Der vorliegenden Aufnahme ist insofern vieles zu verdanken: Das hervorragend aufgelegte Ensemble La Divina Armonia präsentiert eine bemerkenswerte Auswahl von geistlichen Werken Frescobaldis. Im Mittelpunkt stehen die Motetten für Singstimmen und Orgel – eine der am stärksten verbreiteten Gattungen in den römischen Kirchen zu Beginn des 17. Jahrhunderts, deren Stil eine ganze Reihe von Einflüssen widerspiegelt; am ohrenfälligs­ten ist die polyphone Kunst der Generation um Palestrina. Für die Aufnahme wurden aufwändige Rekonstruktionen von verschollenen Stimmen vorgenommen.
Die „nuova maniera di suonare“, die neue Art zu spielen – wie der Komponist sein eigenes Orgelspiel bezeichnete –, wird deutlicher in den Werken für Tasteninstrumente, die Zeugnis ablegen von der hohen Kunstfertigkeit Frescobaldis, die jüngsten musikalischen Entwicklungen seiner Zeit – etwa die seconda prattica – auf Tasteninstrumente zu übertragen.
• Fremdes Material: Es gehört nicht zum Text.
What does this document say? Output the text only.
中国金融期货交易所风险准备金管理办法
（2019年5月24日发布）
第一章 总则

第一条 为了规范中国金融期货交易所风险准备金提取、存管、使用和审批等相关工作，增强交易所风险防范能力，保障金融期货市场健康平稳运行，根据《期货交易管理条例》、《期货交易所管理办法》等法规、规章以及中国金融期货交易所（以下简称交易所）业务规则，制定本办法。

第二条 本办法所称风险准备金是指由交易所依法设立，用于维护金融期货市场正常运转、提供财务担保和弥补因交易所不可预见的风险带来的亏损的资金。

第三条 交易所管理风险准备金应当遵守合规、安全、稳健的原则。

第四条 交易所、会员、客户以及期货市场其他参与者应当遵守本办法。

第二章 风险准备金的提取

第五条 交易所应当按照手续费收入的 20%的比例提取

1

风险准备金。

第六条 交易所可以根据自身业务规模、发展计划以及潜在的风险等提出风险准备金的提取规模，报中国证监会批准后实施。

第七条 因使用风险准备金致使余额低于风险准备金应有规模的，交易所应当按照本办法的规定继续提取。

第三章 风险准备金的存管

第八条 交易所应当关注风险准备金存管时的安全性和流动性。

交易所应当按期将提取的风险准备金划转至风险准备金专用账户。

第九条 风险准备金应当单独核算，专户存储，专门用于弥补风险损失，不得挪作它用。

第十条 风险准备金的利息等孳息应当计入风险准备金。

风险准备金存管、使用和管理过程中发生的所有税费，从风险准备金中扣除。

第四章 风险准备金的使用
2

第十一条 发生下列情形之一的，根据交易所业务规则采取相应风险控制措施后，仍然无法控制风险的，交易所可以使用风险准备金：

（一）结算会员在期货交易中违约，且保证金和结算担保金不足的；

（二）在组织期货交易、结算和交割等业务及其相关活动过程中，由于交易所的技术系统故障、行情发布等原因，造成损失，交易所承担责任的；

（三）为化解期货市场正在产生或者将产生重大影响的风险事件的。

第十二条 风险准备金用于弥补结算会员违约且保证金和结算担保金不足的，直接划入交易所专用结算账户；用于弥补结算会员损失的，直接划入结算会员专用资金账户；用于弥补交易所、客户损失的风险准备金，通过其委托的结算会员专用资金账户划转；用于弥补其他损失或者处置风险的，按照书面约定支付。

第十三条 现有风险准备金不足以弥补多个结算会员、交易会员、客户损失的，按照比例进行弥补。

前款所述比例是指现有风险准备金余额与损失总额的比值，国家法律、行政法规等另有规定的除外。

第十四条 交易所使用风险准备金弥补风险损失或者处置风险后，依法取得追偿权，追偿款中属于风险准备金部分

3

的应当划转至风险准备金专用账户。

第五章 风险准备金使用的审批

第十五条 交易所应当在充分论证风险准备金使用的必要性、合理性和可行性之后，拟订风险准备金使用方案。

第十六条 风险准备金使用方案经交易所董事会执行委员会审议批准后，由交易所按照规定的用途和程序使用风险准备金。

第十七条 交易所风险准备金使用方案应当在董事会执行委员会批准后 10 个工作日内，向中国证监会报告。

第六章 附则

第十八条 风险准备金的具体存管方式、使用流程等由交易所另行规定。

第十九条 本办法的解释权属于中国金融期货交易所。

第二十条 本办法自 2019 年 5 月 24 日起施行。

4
Die Gegenüberstellung von Vokalwerken und Orgelmusik, die diese CD wagt, lässt den satztechnischen Quantensprung, der mit diesen Werken vollzogen ist und der großen Einfluss auf die nachfolgenden Generationen in Italien, aber auch in Deutschland haben sollte, gut nachvollziehen. Der formale Zusammenhang zwischen den Toc­ca­ten und den Motetten in der ständigen Aneinanderreihung kurzer, kontrastierender Abschnitte ist außerdem auffällig.
Lorenzo Ghielmi hat die CD an der hervorragend erhaltenen und 2013 restaurierten Orgel in der Pfarrkirche SS. Eurebio e Vittore aufgenommen – erbaut im ersten Drittel des 17. Jahrhunderts und damit ein idealer Zeitzeuge zur Aufführung dieser Kompositionen, mitteltönig gestimmt und mit neun Registern inklusive Voce umana sehr charakteristisch intoniert. Das Spiel Ghielmis ist so makellos wie das Musizieren seines Ensembles.